"[...] l'accès à l'information n'est pas un luxe, mais une nécessité."
"Jamais l'ignorant ne sera libre [...]."
C'est, en une page, résumer la faille initiale qui sépare les bibliothèques publiques aux États-Unis et en France : une naissance démocratique là-bas, un héritage aristocratique ici. (...) Ce serait sans doute forcer le trait (quoique...) que d'écrire que, de part et d'autre de l'Atlantique, chacun rejoue la scène originelle, les uns, nés égaux, citoyens, hommes d'action, jaloux de leur liberté, les autres, jadis sujets, spectateurs ironiques, attachés à ne pas être exclus, soucieux d'un partage équitable. "Le grand avantage des américains est d'être arrivés à la démocratie sans avoir à souffrir de révolutions démocratiques, et d'être nés égaux au lieu de le devenir" (Tocqueville)
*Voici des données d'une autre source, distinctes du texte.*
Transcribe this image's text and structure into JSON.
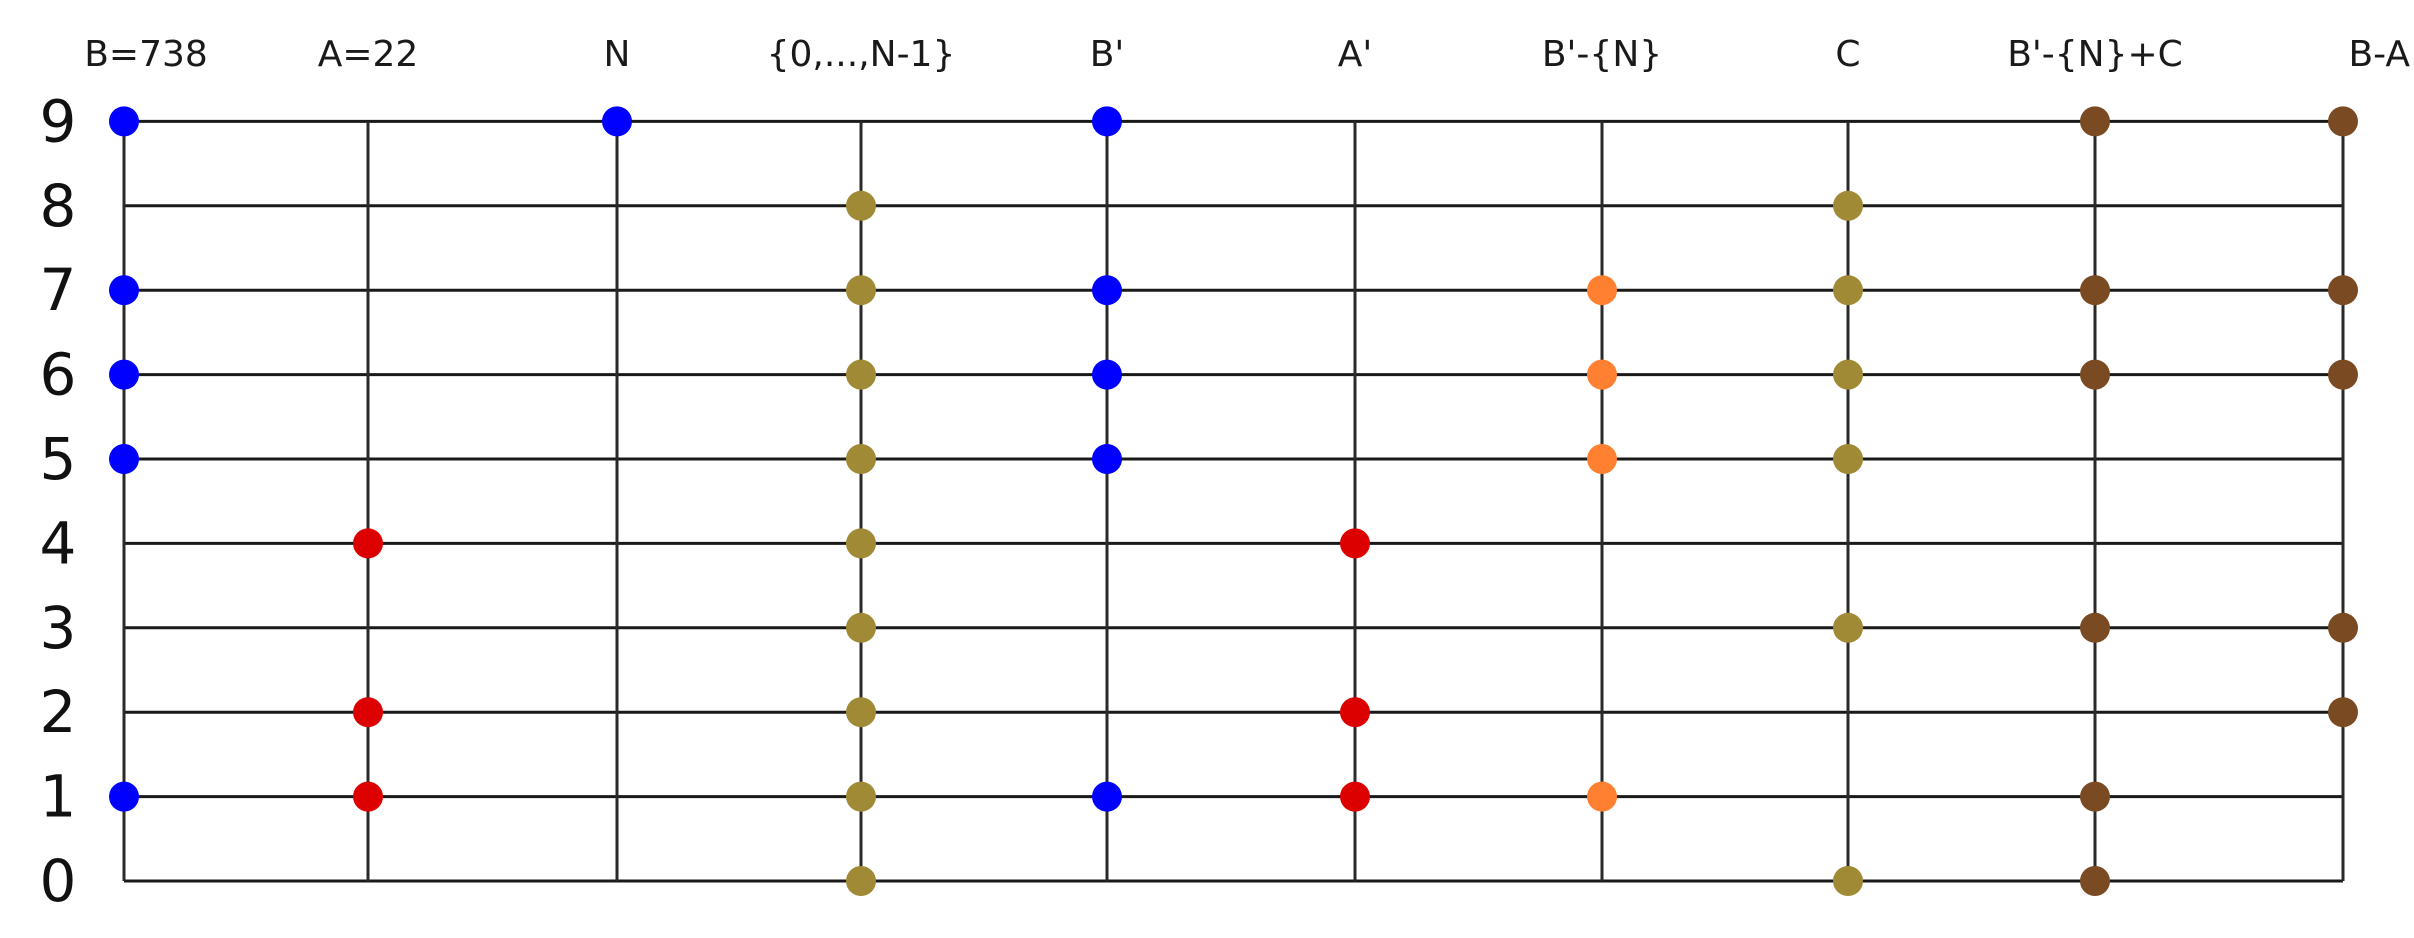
{
  "columns": [
    {
      "label": "B=738",
      "points": [
        9,
        7,
        6,
        5,
        1
      ],
      "color": "#0000ff"
    },
    {
      "label": "A=22",
      "points": [
        4,
        2,
        1
      ],
      "color": "#dd0000"
    },
    {
      "label": "N",
      "points": [
        9
      ],
      "color": "#0000ff"
    },
    {
      "label": "{0,...,N-1}",
      "points": [
        8,
        7,
        6,
        5,
        4,
        3,
        2,
        1,
        0
      ],
      "color": "#a08a35"
    },
    {
      "label": "B'",
      "points": [
        9,
        7,
        6,
        5,
        1
      ],
      "color": "#0000ff"
    },
    {
      "label": "A'",
      "points": [
        4,
        2,
        1
      ],
      "color": "#dd0000"
    },
    {
      "label": "B'-{N}",
      "points": [
        7,
        6,
        5,
        1
      ],
      "color": "#ff8030"
    },
    {
      "label": "C",
      "points": [
        8,
        7,
        6,
        5,
        3,
        0
      ],
      "color": "#a08a35"
    },
    {
      "label": "B'-{N}+C",
      "points": [
        9,
        7,
        6,
        3,
        1,
        0
      ],
      "color": "#7a4a22"
    },
    {
      "label": "B-A",
      "points": [
        9,
        7,
        6,
        3,
        2
      ],
      "color": "#7a4a22"
    }
  ],
  "rows": [
    "0",
    "1",
    "2",
    "3",
    "4",
    "5",
    "6",
    "7",
    "8",
    "9"
  ],
  "colors": {
    "grid": "#1a1a1a",
    "text": "#111111"
  }
}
(En France) La volonté farouche de se démarquer du modèle ancien se traduit plus dans le discours que dans la réalité. Mais (...) le discours sur la bibliothèque et son utilité sociale met l'accent sur le type de population touché. Est ainsi aujourd'hui considérée comme démocratique la bibliothèque qui accueille non pas l'ensemble de la population mais la part de la population qui en était auparavant exclue. D'où cette valorisation permanente du travail accompli vers ceux qui sont éloignés, exclus de la bibliothèque. D'où cette indifférence si fréquente pour l'accueil réel des usagers réels. Il s'agit de convertir ( les non-usagers) plus que de servir (les usagers).
La pratique du "eye contact", le "Can I help you ?" contraste avec le nez baissé et l'évitement trop souvent constaté aux bureaux d'accueil en France. C'est que la culture professionnelle française continue à valoriser les tâches scientifiques ou techniques (le choix des acquisitions, les indexations...) plus que les tâches d'accueil et de renseignement des usagers. Ainsi, une directrice de bibliothèque en vient à dire qu'un bibliothécaire non performant à l'accueil ne peut en être enlevé car ce serait lui faire une faveur injustifiée.
Puisqu'elle a besoin du soutien public, la Public library doit desservir la majorité comme les minorités. (...) Cette différence de point de vue a, on l'a vu, une conséquence essentielle sur l'approche des bibliothécaires : pragmatique aux Etats-Unis (où l'on se préoccupe du public tel qu'il est) et téléologique en France (où c'est le non-usager qui est la cible principale - le public comme on voudrait qu'il soit).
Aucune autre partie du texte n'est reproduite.